Rumour claims that this year’s AirPods revision will include health-tracking features. They will probably remain the same overall design, but that’s about all we know. There are no details on what, exactly, those health-tracking features will be. Instead, we’re going off supply chain rumours and analyst reports that say updated AirPods are coming.

If there’s one thing I know about the internet, it’s that you can’t please everyone. AppleInsider says Apple is promoting photography with its call for public submissions to its "Shot on iPhone" campaign, but by not paying the photographers that win, is ripping off the people that will be creating one of Apple’s ad campaigns for them. Of course, there’s two sides to every coin, and there’s fierce debate from both sides on whether Apple should be paying the photographers that win, or whether the exposure that comes with being the subject of a worldwide advertising campaign by one of the largest companies in the world is payment enough.

The Advanced Mac Substitute is an emulator program designed to run old Mac OS software up to Mac OS 6 without the need for install media. According to Ars, "AMS uses a set of software libraries that allow old Mac applications to launch right within the operating environment of the host device, without needing to have a full virtual hardware and operating system instance behind them". It’s all open source, although only works on 10.12 or earlier.

Iina is a new open-source media player purely for macOS, built from the ground up using Swift and designed to be as modern as macOS is. It supports Dark Mode, Picture-in-Picture, the Mac laptop Touch Bar, and more. It can play pretty much everything, and looks to be a real VLC competitor.
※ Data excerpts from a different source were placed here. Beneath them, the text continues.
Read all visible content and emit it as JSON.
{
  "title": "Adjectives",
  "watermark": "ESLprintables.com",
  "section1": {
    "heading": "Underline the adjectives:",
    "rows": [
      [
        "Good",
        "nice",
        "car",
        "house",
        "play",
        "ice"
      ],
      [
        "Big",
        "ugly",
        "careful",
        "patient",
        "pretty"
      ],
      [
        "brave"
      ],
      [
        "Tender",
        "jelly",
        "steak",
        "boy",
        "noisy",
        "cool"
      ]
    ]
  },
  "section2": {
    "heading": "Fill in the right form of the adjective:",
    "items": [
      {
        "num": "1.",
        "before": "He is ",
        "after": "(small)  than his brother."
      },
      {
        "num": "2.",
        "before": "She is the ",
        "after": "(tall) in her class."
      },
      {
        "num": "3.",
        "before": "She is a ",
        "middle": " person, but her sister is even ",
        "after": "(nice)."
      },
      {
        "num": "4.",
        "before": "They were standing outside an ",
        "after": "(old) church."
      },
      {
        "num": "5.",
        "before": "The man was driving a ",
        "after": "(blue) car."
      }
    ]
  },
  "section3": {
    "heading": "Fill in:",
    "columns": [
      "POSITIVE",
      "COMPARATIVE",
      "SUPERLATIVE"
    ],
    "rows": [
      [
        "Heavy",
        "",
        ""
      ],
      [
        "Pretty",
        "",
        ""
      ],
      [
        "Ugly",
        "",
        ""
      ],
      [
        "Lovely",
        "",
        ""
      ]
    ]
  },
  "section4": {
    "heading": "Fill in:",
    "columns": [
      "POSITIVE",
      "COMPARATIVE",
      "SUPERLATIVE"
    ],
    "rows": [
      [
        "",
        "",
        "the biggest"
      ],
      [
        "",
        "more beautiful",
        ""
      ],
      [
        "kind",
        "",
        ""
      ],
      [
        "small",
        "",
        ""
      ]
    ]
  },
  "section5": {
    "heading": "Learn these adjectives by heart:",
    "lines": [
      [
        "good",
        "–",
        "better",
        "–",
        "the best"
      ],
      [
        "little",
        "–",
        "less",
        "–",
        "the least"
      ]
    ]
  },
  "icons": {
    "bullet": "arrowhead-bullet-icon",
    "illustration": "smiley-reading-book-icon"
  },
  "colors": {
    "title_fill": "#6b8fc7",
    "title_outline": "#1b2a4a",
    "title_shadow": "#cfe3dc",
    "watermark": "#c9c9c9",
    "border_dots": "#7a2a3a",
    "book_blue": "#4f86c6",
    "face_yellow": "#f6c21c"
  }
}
Twitterrific has started their own ad network with 1,000 guaranteed tap-throughs to your App Store page or website for $100 a month. It’s an interesting business model for a Twitter client, but I guess there’s only so much revenue to be had from a pay-once iOS Twitter client, in a world where subscriptions and ongoing revenue streams are quickly rising in popularity.

Apple Pay Cash has been shown off in new ads from Apple, all with the tagline "they send, you spend". It’s a cute look at a peer-to-peer payments system that isn’t available in Australia, and might not ever be needed with the New Payments Platform. But the card design is really cool.